The Mercurial license is GPLv2
Matt Mackall
mpm at selenic.com
Tue Aug 5 11:57:19 CDT 2008
On Tue, 2008-08-05 at 11:26 +0200, Peter Arrenbrecht wrote:
> On Tue, Aug 5, 2008 at 1:15 AM, Matt Mackall <mpm at selenic.com> wrote:
> >
> > On Mon, 2008-08-04 at 23:10 +0100, Paul Moore wrote:
> >> 2008/8/4 Germán Póo-Caamaño <gpoo at calcifer.org>:
> >> > Certainly, they can run it in a separate process. The thing is using
> >> > the API to communicate with Mercurial instead of parsing the output.
> >>
> >> So write a (GPL'd) extension to communicate with a persistent
> >> Mercurial process via an easily parseable format (or XML, if you
> >> prefer :-)). Best of both worlds. I assume that would be both in the
> >> letter and the spirit (ie, Matt would be OK with it) of the license.
> >
> > Obviously you could use something like a trivial XMLRPC or eval/pickle
> > wrapper to call all of Mercurial's APIs running in a separate process,
> > even on a separate continent. And the result is probably a derived work
> > of Mercurial, because copyright is more interested in intent than
> > technology.
> >
> > Copyright and the GPL both talk about protection of original and
> > "derived works". If your work is a derived work in the view of copyright
> > law, then it is covered by the GPL. Precisely what does and does not
> > constitute a derived work in software is something that currently can
> > only be answered in a court of law.
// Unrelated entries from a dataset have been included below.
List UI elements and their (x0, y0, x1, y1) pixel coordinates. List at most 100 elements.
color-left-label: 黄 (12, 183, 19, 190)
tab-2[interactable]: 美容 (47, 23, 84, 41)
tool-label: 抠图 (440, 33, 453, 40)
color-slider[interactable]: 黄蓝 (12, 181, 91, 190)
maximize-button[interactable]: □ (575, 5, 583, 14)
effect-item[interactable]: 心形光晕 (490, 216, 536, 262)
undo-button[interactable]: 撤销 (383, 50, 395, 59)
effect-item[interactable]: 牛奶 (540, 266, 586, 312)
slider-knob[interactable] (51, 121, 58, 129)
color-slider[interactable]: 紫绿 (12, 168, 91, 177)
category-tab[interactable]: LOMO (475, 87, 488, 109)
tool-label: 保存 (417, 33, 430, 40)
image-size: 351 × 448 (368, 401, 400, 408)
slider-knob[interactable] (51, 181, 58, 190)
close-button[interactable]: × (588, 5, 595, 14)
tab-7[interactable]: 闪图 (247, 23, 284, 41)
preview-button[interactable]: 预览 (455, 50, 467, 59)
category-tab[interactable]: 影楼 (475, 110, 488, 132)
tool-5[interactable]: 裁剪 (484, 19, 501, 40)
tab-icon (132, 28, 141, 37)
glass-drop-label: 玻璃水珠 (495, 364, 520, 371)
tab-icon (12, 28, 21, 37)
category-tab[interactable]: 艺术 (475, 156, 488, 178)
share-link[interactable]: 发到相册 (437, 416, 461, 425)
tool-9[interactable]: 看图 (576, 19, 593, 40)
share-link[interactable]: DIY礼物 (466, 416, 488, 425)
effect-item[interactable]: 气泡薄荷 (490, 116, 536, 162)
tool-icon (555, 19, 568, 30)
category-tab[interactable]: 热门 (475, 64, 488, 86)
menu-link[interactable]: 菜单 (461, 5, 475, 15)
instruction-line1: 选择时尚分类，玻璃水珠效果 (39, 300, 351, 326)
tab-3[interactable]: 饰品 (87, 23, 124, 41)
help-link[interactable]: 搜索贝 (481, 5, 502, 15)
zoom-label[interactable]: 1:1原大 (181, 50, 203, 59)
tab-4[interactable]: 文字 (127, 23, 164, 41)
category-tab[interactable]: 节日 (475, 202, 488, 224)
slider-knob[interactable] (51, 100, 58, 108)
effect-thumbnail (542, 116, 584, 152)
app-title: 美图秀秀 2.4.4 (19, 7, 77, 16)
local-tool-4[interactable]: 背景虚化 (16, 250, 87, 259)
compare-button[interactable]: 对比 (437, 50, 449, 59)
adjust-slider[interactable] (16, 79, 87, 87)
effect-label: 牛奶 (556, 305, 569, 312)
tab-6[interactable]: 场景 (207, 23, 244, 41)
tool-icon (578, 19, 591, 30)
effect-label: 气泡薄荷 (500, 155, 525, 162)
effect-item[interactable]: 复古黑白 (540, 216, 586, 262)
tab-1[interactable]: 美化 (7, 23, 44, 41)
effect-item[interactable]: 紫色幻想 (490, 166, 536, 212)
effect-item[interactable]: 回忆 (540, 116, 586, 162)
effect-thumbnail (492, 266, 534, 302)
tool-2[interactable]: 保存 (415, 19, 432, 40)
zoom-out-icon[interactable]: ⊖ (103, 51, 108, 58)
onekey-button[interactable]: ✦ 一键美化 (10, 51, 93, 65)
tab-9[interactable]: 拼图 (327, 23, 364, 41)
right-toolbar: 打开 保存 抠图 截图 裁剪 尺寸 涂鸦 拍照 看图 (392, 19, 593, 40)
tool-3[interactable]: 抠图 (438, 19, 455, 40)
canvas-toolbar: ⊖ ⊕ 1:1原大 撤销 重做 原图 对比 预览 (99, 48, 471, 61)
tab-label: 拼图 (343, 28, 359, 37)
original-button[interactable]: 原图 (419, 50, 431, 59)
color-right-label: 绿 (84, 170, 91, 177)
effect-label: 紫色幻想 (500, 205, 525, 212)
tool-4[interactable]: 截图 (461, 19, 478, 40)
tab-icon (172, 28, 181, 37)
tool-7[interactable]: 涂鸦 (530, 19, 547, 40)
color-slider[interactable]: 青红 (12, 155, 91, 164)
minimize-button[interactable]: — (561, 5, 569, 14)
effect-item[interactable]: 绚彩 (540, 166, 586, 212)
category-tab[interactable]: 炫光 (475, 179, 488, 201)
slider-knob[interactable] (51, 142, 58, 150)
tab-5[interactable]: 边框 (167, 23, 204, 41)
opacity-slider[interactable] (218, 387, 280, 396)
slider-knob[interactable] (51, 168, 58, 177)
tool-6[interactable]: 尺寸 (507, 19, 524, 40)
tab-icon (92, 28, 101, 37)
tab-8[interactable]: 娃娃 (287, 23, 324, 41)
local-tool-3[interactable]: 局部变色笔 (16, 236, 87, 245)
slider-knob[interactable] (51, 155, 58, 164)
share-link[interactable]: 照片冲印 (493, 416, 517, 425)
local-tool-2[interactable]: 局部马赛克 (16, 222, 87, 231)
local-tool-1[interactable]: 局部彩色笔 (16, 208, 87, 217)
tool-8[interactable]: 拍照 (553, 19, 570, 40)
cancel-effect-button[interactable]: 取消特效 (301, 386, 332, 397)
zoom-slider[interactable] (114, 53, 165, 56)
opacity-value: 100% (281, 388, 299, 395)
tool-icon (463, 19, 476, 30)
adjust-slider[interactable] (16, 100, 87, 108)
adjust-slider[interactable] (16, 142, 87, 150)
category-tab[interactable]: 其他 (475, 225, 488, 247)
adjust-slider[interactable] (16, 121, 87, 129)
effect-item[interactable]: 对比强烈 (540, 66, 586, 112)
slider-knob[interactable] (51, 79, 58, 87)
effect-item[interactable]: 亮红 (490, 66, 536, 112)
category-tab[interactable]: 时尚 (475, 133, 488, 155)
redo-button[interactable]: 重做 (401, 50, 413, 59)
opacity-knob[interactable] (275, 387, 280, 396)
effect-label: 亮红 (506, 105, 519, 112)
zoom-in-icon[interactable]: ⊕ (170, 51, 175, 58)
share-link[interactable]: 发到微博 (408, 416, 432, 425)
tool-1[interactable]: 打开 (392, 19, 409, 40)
One possible test is: if Alice's
> > code can't work in any useful sense without Bob's code, then Alice's
> > code is probably a derived work of Bob's.
>
> So, regardless of the interfacing technique, an Eclipse plugin for Hg
> has to be GPL.
Again, this is all very nebulously defined. The concensus seems to be
a) that using just a command line interface is definitely on the safe
side of the line and b) that using linking (aka importing) is on the
unsafe side. Everything in between is gray area that would require a
trip to court to clarify. But it's a safe bet that if you do something
that looks like an attempt to get around the license by technical
obfuscation, the court won't be impressed.
So I recommend people who are unsure of whether their license is
compatible stick to communicating with hg on the command line.
--
Mathematics is the supreme nostalgia of our time.